STREAKING low above the ground, a tiny silver plane whines toward the pylon at the National Air Races held at Los Angeles. With speed which seems more comparable to that of a projectile than an airplane she bursts from nowhere and is gone with a whine. It is Ed Heath’s “Baby Bullet,” smaller than a South American Condor!


OUT at Mines Field, Los Angeles, California, there were perhaps a hundred planes of all types along the deadline during the National Air Races. I walked around behind a big bomber, stumbled over the tail assembly of a ship—and fell into the cockpit. Can’t be done, you think? Well, you don’t know the Baby Bullet. It was her tail assembly I stumbled over—and her cockpit I fell into. I didn’t fall all the way in—you’ve got to squeeze in. Looking around for her pilot—I was thinking of apologies—I watched a rather short individual calmly walk up, lift the tail assembly, and start to pull the plane along after him. He sort of strolled along with her. She certainly is a convenient crate to have around.

The plane has a wing spread of but eighteen feet; she’s only thirteen feet from propeller tip to the trailing edge of her rudder fin. She’s a monoplane, and with her two-cylinder engine can develop a speed of one hundred and fifty miles an hour. I neglected to get her weight, but it isn’t much.

The tiny plane was designed, built and flown by E. J. Heath, of Chicago. She’s the sort of a crate you can easily keep in a garage—a two-car garage—by knocking out the wood between the two doors. She looks like a trim ship—and she is. She won the Fifty Mile Free-For-All small engine race at the field. And she did it throttled down. Beat five other planes.

The photo on page 62 shows the baby ship about thirty seconds before the start of the race around the five-mile course. Her pilot is in the cockpit—even if you can’t see him—and her prop is whirling. She’s in the number one position, the first to be waved off. Note that her wing surfaces barely reach the average man’s knees. The kneeling gentleman is about to kick the board used as a wheel chuck out of the way.

The checkered flag dropped, and this crate got off. In a hurry. Her pilot didn’t hold her on the ground long. He didn’t have to do that. She was almost lost from sight, because of her size, getting around the first pylon turn. She made the first two or three laps on the triangular course at about one hundred and forty miles an hour. But she was catching up on the other ships so fast that her pilot throttled down. He didn’t want to lap them.

She came down in a nice landing, after the finish. Her pilot picked up the tail assembly and trundled her over to the deadline. First prize was two thousand, five hundred dollars—and he was grinning. He’d probably used a couple of quarts of gas and a pint of oil in copping the prize. The little crate is rightly named—she’s a baby bullet. It’s a real thrill, watching this tiniest of airplanes do its stuff.
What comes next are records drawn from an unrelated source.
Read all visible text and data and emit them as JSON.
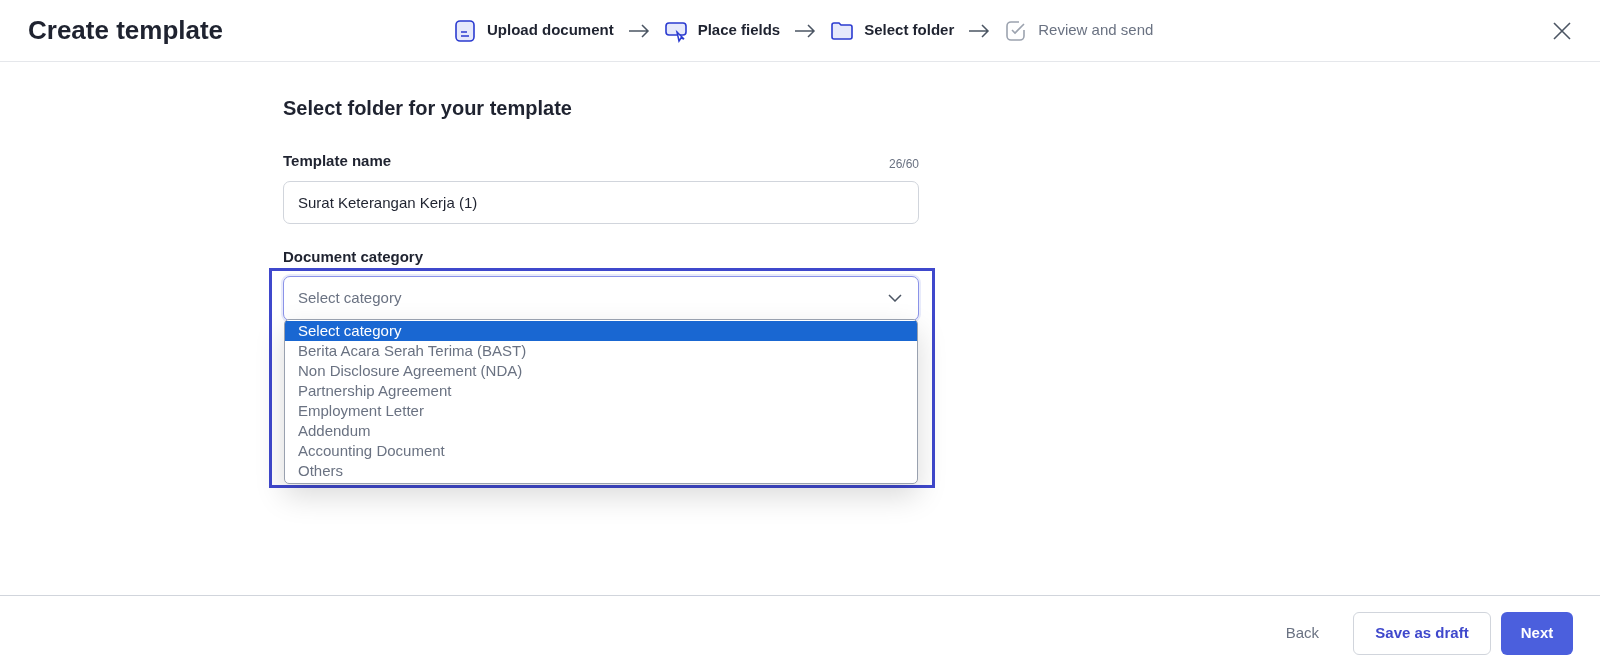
{
  "header": {
    "title": "Create template",
    "steps": [
      {
        "label": "Upload document",
        "kind": "document",
        "reached": true
      },
      {
        "label": "Place fields",
        "kind": "pointer",
        "reached": true
      },
      {
        "label": "Select folder",
        "kind": "folder",
        "reached": true
      },
      {
        "label": "Review and send",
        "kind": "check",
        "reached": false
      }
    ]
  },
  "form": {
    "heading": "Select folder for your template",
    "template_name": {
      "label": "Template name",
      "counter": "26/60",
      "value": "Surat Keterangan Kerja (1)"
    },
    "category": {
      "label": "Document category",
      "placeholder": "Select category",
      "options": [
        {
          "label": "Select category",
          "selected": true
        },
        {
          "label": "Berita Acara Serah Terima (BAST)",
          "selected": false
        },
        {
          "label": "Non Disclosure Agreement (NDA)",
          "selected": false
        },
        {
          "label": "Partnership Agreement",
          "selected": false
        },
        {
          "label": "Employment Letter",
          "selected": false
        },
        {
          "label": "Addendum",
          "selected": false
        },
        {
          "label": "Accounting Document",
          "selected": false
        },
        {
          "label": "Others",
          "selected": false
        }
      ]
    }
  },
  "footer": {
    "back": "Back",
    "save_draft": "Save as draft",
    "next": "Next"
  }
}
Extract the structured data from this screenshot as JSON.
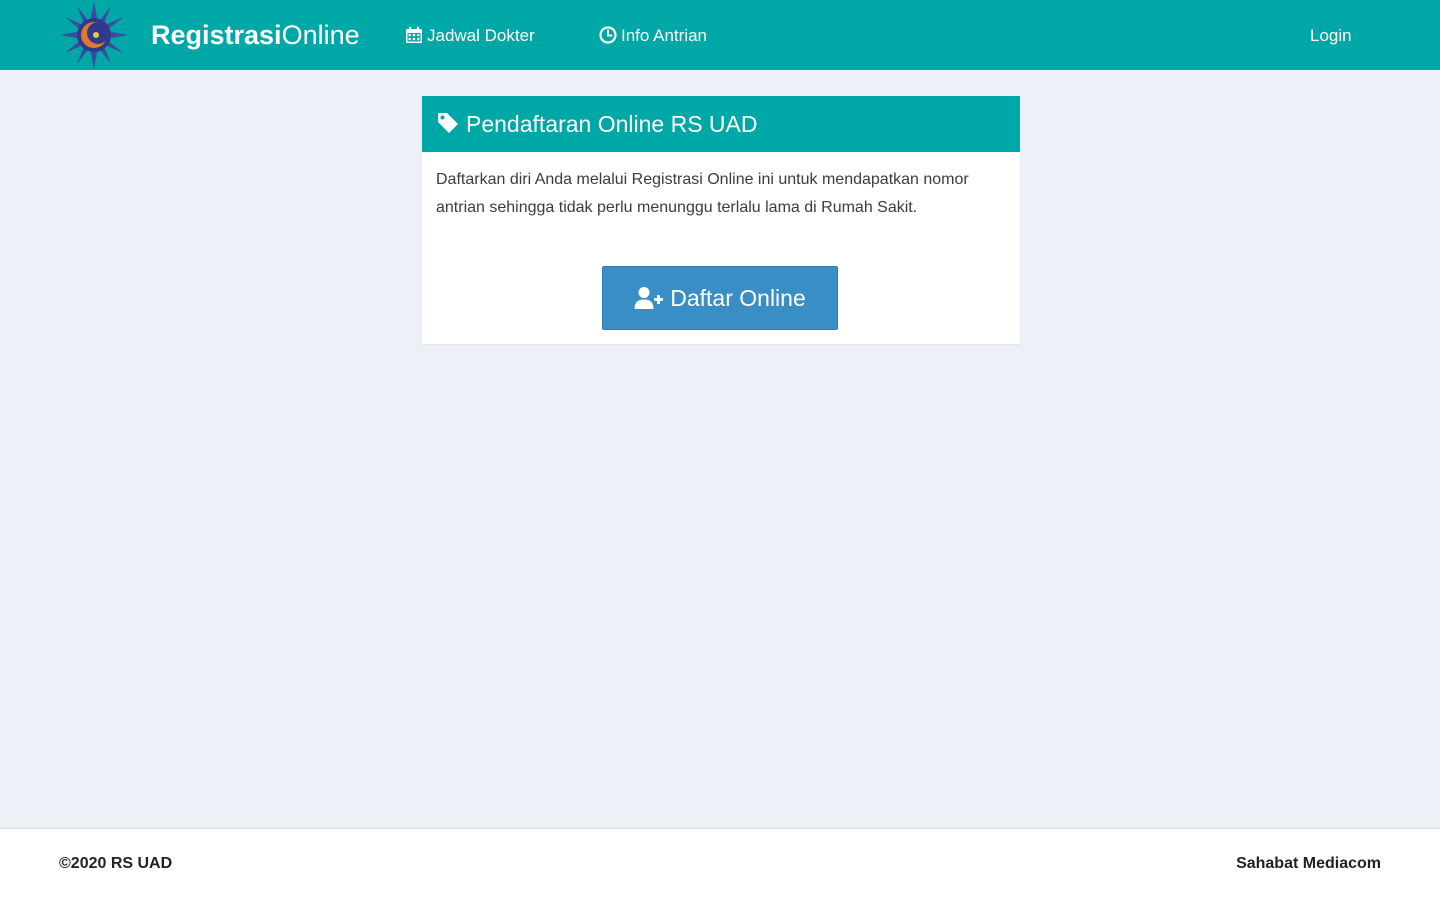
{
  "navbar": {
    "brand_bold": "Registrasi",
    "brand_light": "Online",
    "jadwal_label": "Jadwal Dokter",
    "antrian_label": "Info Antrian",
    "login_label": "Login",
    "logo_icon": "muhammadiyah-sun-logo",
    "jadwal_icon": "calendar-icon",
    "antrian_icon": "clock-icon",
    "colors": {
      "primary": "#00a7a7",
      "button": "#3a8ec6",
      "background": "#edf0f6"
    }
  },
  "card": {
    "title": "Pendaftaran Online RS UAD",
    "title_icon": "tag-icon",
    "description": "Daftarkan diri Anda melalui Registrasi Online ini untuk mendapatkan nomor antrian sehingga tidak perlu menunggu terlalu lama di Rumah Sakit.",
    "button_label": "Daftar Online",
    "button_icon": "user-plus-icon"
  },
  "footer": {
    "copyright": "©2020 RS UAD",
    "credit": "Sahabat Mediacom"
  }
}
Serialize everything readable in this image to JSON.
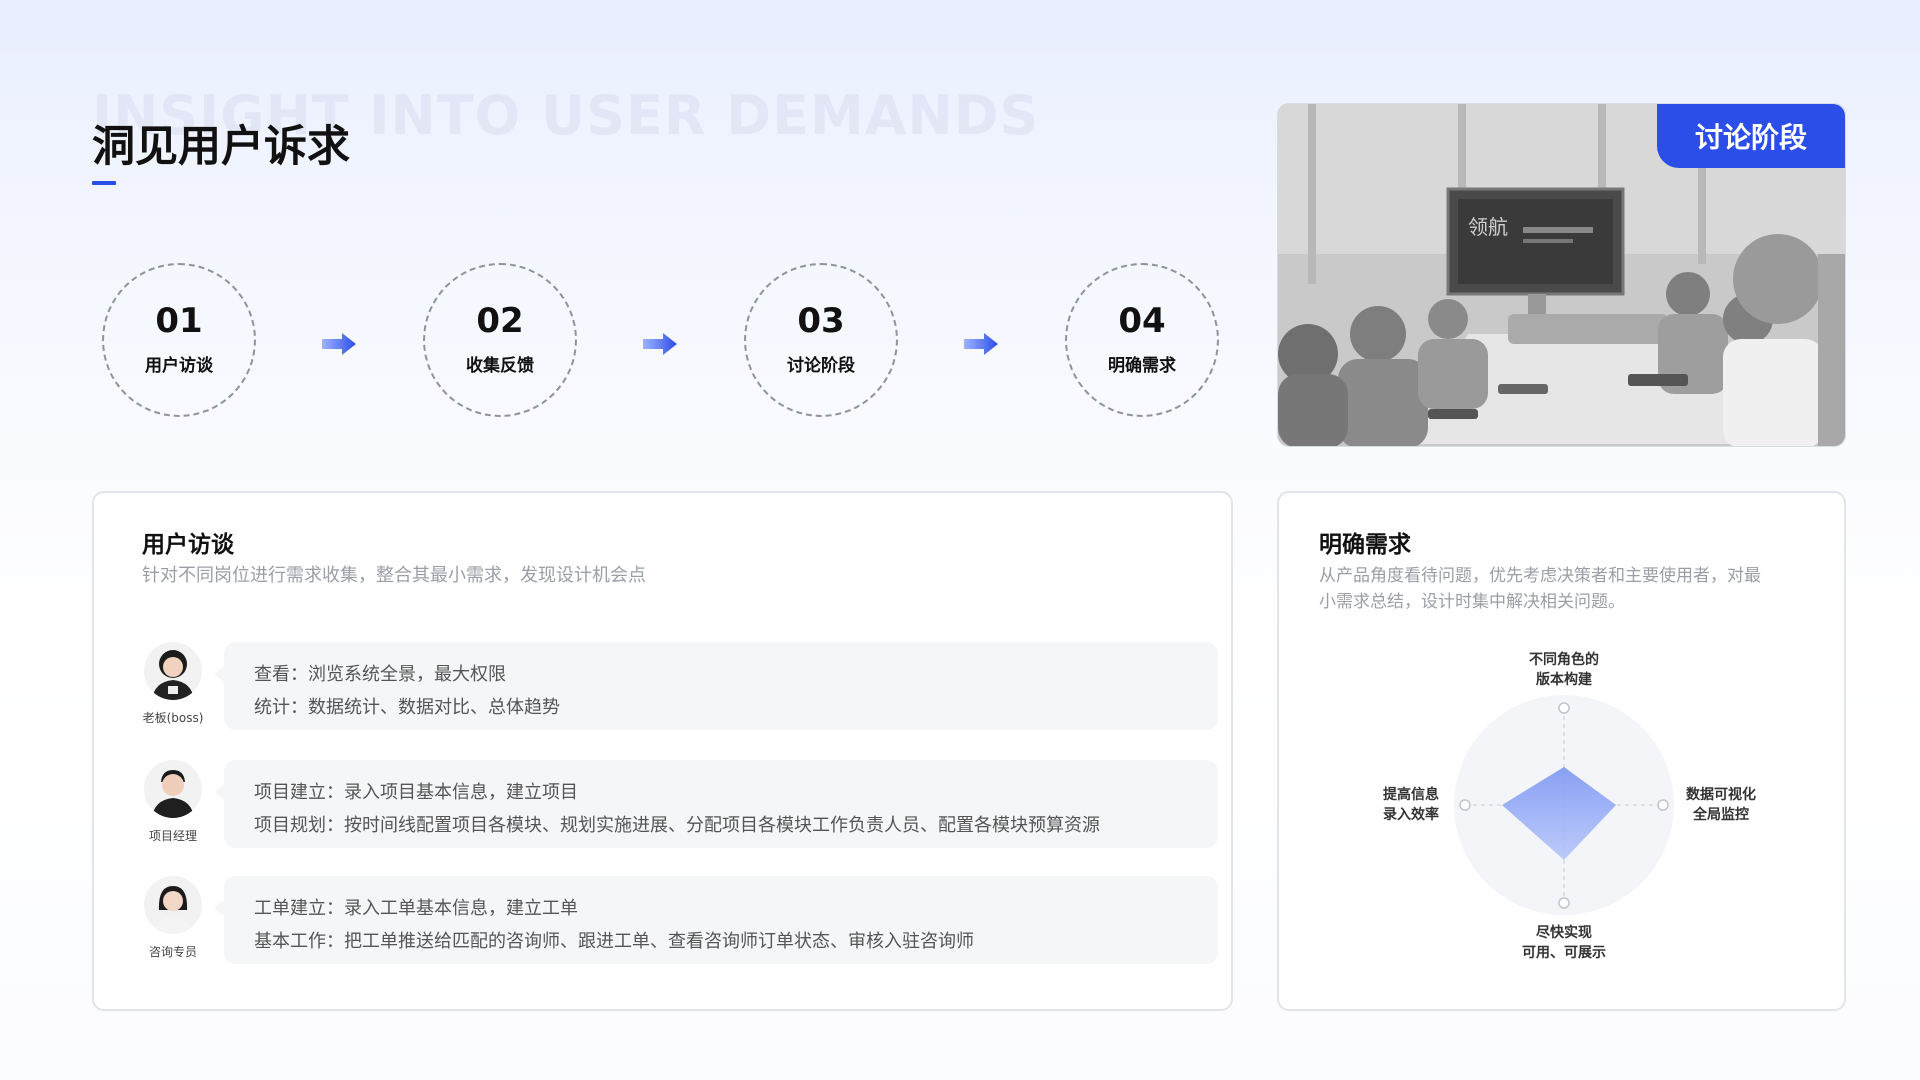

  1. Fred says: December 4, 20092:14 pm

    Sometimes,I kinda get surprised at what folks were capable of back in the day.This is one of those times.

  2. Tracy B says: December 4, 20093:09 pm

    Ah! The original Heathkit!

  3. Charlene says: December 4, 20096:40 pm

    I didn’t know ultralights were that old. Cool!

  4. Nomen Nescio says: December 6, 200911:58 am

    140 mph should be about 120 knots. too fast for a modern ultralight, but doable for a sport plane.